Nearly a quarter-century ago I watched Monster’s Ball, an Academy-Award nominated romance drama and the first film produced by Lee Daniels.
The movie stars Halle Berry and Billy Bob Thornton, who plays Hank Grotowski, a prison guard ordered to oversee the execution of a convicted murderer married to a young woman (Halle Berry).
Monster’s Ball is a very good movie and brought home an Oscar for Berry, who played Leticia Musgrove, the widow who unknowingly finds love with the man who executed her husband (weird, right?).
But one of the only things I remember from the movie is how miserable Billy Bob Thornton’s Hank seems. The only happiness in his life, before he falls in love, appears to be the cup of black coffee and bowl of chocolate ice cream he enjoys at the local diner each day. The film suggests Hank’s unhappiness stems in part from his occupation, which kind of makes sense.
I have difficulty imagining a job I’d enjoy less than being an executioner of my fellow citizens; and economics suggests I’m not alone.
While good data is not easy to find, an abundance of historical records suggest that executioners were compensated quite well, largely because nobody wanted the job, something Adam Smith observed in The Wealth of Nations.
In his seminal work, Smith explained how labor markets work, noting that wages are determined by all sorts of factors, varying “with the ease or hardship, the cleanliness or dirtiness, the honourableness or dishonourableness, of the employment.”
A journeyman tailor, Smith noted, tended to earn less than a journeyman weaver, whose work was much more difficult. In turn, a journeyman weaver typically earned less than a seasoned blacksmith, whose work was dirtier.
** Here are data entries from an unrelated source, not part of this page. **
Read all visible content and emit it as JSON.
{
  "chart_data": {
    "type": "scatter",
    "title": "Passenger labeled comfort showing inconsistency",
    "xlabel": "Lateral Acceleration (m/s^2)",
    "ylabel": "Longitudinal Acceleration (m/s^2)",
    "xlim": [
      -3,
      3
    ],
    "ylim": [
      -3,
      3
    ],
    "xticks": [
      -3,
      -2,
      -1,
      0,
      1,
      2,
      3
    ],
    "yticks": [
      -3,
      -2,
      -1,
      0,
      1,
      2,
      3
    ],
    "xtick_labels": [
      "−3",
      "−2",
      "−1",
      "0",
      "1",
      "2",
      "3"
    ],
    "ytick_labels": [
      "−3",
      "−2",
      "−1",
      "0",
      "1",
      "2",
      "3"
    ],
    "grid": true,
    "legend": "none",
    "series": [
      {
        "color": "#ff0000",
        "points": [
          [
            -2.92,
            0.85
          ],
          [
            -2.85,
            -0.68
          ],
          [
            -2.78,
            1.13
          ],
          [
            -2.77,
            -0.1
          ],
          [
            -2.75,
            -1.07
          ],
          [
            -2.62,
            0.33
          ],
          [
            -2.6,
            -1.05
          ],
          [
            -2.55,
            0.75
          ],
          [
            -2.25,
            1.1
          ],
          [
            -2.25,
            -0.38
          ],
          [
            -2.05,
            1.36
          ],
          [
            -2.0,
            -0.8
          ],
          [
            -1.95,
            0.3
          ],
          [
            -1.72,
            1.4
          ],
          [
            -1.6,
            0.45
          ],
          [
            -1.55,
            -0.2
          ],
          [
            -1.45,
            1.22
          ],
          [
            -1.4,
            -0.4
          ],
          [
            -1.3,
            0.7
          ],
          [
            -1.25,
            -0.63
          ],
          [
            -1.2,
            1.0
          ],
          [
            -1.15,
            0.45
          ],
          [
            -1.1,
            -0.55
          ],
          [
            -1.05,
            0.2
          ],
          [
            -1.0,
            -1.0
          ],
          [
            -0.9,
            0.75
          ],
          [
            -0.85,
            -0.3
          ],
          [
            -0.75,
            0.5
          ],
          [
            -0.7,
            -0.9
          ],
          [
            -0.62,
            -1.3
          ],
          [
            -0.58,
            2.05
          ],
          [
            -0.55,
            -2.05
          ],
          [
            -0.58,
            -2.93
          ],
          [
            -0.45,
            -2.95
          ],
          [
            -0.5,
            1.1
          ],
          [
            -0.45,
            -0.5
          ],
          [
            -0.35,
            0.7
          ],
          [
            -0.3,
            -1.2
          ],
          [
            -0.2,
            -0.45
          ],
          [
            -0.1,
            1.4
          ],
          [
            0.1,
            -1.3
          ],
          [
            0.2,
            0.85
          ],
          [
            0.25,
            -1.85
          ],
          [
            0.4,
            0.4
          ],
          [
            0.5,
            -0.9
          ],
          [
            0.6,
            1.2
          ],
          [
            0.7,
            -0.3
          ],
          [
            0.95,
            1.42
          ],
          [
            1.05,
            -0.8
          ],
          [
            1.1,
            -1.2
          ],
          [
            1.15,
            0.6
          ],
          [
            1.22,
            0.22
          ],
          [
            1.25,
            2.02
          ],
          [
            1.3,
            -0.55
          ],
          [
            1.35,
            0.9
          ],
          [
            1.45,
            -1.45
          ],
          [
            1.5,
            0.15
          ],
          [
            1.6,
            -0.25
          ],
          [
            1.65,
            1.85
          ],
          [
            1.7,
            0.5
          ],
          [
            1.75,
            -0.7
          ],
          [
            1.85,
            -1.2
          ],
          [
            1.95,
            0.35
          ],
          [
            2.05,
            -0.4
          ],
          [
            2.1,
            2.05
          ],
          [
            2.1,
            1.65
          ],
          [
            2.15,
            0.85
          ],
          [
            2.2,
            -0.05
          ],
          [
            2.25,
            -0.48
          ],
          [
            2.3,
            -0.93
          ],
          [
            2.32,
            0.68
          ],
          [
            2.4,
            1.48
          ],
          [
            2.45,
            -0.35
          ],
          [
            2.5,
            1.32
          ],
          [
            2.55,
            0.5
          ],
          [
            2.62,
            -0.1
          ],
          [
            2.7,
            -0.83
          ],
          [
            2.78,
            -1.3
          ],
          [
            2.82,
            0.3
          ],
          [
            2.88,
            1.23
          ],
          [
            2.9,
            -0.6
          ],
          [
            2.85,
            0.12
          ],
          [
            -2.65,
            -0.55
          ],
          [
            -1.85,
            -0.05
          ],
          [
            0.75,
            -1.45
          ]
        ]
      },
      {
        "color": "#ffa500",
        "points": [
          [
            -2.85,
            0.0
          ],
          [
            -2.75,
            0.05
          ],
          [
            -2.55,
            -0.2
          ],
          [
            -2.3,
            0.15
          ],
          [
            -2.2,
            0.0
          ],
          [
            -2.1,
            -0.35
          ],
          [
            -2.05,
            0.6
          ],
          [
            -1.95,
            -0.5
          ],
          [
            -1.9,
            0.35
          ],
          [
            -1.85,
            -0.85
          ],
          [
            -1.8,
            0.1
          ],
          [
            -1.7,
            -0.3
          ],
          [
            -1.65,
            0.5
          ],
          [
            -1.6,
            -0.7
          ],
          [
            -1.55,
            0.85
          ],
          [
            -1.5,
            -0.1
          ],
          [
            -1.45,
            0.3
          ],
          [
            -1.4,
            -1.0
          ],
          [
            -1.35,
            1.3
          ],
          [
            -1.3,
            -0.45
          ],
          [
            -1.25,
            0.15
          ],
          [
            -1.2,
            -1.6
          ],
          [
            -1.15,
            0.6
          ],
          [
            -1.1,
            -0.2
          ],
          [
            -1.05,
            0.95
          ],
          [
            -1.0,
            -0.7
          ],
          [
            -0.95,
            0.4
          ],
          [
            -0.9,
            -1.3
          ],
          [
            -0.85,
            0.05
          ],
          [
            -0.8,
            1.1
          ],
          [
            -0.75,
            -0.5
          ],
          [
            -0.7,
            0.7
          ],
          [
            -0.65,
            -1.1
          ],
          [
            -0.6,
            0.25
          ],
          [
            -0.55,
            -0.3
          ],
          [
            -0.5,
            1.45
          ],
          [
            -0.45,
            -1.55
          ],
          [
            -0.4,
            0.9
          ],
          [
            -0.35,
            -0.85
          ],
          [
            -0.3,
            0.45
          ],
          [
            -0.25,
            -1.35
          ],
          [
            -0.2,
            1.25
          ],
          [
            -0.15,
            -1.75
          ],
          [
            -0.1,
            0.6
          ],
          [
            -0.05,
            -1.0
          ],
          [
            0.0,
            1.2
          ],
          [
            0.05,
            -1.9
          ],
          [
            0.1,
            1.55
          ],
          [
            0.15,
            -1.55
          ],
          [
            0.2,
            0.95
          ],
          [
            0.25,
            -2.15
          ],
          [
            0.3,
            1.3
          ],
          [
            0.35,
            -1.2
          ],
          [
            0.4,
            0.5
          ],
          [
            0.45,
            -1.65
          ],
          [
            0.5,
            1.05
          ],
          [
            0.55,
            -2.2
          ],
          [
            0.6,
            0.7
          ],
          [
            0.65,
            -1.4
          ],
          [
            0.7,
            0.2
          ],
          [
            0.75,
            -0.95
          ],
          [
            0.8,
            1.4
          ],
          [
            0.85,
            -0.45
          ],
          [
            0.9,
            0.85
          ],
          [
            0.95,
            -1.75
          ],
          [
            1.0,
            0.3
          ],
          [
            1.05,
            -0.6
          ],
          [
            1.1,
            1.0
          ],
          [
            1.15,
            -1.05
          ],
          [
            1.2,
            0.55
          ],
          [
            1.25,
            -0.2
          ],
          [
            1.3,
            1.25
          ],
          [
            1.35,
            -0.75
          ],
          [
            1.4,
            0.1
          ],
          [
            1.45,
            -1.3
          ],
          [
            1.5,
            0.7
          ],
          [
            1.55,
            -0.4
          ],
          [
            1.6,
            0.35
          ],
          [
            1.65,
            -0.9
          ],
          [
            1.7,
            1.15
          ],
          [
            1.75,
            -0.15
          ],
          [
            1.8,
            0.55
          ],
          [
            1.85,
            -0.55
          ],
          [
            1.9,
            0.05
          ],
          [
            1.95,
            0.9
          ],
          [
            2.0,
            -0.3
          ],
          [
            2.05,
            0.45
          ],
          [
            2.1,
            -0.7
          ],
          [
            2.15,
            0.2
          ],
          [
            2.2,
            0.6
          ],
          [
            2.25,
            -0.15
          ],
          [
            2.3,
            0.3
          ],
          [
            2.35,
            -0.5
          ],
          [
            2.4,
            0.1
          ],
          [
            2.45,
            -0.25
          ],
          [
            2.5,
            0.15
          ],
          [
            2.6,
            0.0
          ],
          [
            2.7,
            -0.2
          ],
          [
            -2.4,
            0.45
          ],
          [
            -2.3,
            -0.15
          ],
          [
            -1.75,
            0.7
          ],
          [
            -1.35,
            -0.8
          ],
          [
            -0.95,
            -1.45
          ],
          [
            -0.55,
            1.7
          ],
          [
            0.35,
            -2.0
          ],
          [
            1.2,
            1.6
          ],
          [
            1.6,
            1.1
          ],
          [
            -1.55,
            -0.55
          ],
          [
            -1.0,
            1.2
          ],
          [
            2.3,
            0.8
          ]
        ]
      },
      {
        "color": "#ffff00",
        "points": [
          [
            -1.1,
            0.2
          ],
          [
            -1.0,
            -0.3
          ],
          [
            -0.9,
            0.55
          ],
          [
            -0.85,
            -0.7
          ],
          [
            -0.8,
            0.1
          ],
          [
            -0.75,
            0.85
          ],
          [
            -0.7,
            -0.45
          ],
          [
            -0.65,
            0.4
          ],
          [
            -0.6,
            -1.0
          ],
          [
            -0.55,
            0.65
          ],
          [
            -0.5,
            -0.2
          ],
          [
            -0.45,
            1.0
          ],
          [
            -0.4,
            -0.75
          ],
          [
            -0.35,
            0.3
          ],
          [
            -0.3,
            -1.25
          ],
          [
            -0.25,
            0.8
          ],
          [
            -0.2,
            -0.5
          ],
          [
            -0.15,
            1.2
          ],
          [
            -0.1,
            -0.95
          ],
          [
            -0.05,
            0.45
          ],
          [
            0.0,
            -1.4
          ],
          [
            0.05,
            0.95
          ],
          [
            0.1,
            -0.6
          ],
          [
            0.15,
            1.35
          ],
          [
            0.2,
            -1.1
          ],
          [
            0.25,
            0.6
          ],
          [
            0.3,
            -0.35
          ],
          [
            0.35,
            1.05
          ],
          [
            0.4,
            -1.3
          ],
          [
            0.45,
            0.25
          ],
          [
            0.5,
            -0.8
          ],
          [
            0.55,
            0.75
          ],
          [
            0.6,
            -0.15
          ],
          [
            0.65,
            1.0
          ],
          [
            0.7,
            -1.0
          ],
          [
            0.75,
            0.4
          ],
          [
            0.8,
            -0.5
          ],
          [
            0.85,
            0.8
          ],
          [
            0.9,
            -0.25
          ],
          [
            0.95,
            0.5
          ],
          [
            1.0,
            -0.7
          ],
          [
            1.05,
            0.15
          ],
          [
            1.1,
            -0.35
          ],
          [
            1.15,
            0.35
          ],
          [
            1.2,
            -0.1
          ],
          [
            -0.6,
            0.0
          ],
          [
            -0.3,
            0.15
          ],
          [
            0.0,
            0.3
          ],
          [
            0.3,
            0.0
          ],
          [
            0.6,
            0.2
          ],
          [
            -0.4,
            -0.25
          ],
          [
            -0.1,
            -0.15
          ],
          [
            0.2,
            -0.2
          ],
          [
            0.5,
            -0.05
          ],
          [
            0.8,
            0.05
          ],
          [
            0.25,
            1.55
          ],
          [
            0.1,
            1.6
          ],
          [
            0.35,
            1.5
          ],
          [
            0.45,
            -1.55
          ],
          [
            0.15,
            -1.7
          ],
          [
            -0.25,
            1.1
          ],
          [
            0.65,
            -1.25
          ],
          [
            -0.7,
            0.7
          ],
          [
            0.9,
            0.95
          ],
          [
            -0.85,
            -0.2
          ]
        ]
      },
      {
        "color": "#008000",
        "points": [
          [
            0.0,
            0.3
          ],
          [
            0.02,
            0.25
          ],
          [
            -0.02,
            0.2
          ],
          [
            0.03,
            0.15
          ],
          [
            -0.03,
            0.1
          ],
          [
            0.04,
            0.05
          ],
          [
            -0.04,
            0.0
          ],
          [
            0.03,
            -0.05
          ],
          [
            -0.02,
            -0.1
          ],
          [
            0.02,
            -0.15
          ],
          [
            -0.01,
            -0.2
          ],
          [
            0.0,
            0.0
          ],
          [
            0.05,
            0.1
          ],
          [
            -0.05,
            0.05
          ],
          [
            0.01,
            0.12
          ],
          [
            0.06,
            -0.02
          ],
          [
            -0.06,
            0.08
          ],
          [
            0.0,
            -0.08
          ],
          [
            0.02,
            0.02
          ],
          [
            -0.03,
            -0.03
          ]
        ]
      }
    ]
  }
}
Yet Smith noted that a journeyman blacksmith “seldom earns so much in twelve hours, as a collier, who is only a labourer, does in eight.”
Colliers (coal miners), Smith noted. were paid more because their work tended to be even filthier than the blacksmith’s, and more dangerous. But those were not the only reasons.
Blacksmith work was seen as a more “honourable profession,” Smith wrote, and that mattered, too. Similarly, jobs that were seen as disgraceful or less than honorable saw the opposite effect.
“The trade of a butcher is a brutal and an odious business; but it is in most places more profitable than the greater part of common trades. The most detestable of all employments, that of public executioner, is, in proportion to the quantity of work done, better paid than any common trade whatever.”
While customs and wages around the executing profession vary by country and era, an abundance of evidences shows that Smith was correct: the role of executioner was a highly stigmatized profession.
Smithsonian Magazine points out that for centuries in Europe the role of executioner was a family affair, a kind of hereditary curse that was passed down from generation to generation. Families didn’t get to choose the job, they were stuck with it, in no small part because of the infamy of the role.
“Throughout the early modern period, and indeed through the Revolution as well, one of the most effective means of impugning someone’s moral character was to insinuate that they had been seen dining with the executioner,” Paul Friedland, professor of history at Cornell University and author of Seeing Justice Done: The Age of Spectacular Capital Punishment in France.
Other types of coercion and incentives were also utilized, historical records show. In some cases, family members of the convicted were pressed into serving as executioner, while in others cases petty criminals were offered a pardon if they took up the task of executing a fellow convict.
When markets were employed instead of coercion, records suggest that, just like Smith said, executioners were well-compensated by labor markets.
“In the 13th century, an executioner could make five schillings per execution,” writes historian Samantha Franco. “Comparatively, that’s about 25 days’ worth of work for other skilled tradesmen of the period. By the 15th century, they could earn 10 schillings per killing, about 16 times more than tradesmen made in a single day.”
Today, the compensation for executioners is hard to pin down. But it’s clear that at least some of them are making serious bank.
The point Smith was making was that labor markets account for all sorts of information, factors that are often overlooked. People often say things like “teachers are underpaid” or “nurses are underpaid,” and I get it. I used to be a newspaper reporter, and I remember thinking how poorly we were paid — until I found out that the local TV reporters were paid even worse. (Much worse, in fact.)
The thing is, many people want to be talking on TV, writing articles, or teaching in classrooms. These are considered “honourable” professions by many, and unlike nursing, you won’t even need to change a bedpan or stick someone with a needle.
Adam Smith’s point reminds us that personal preferences play a huge role in labor markets, something that diversity and inclusion champions often forget.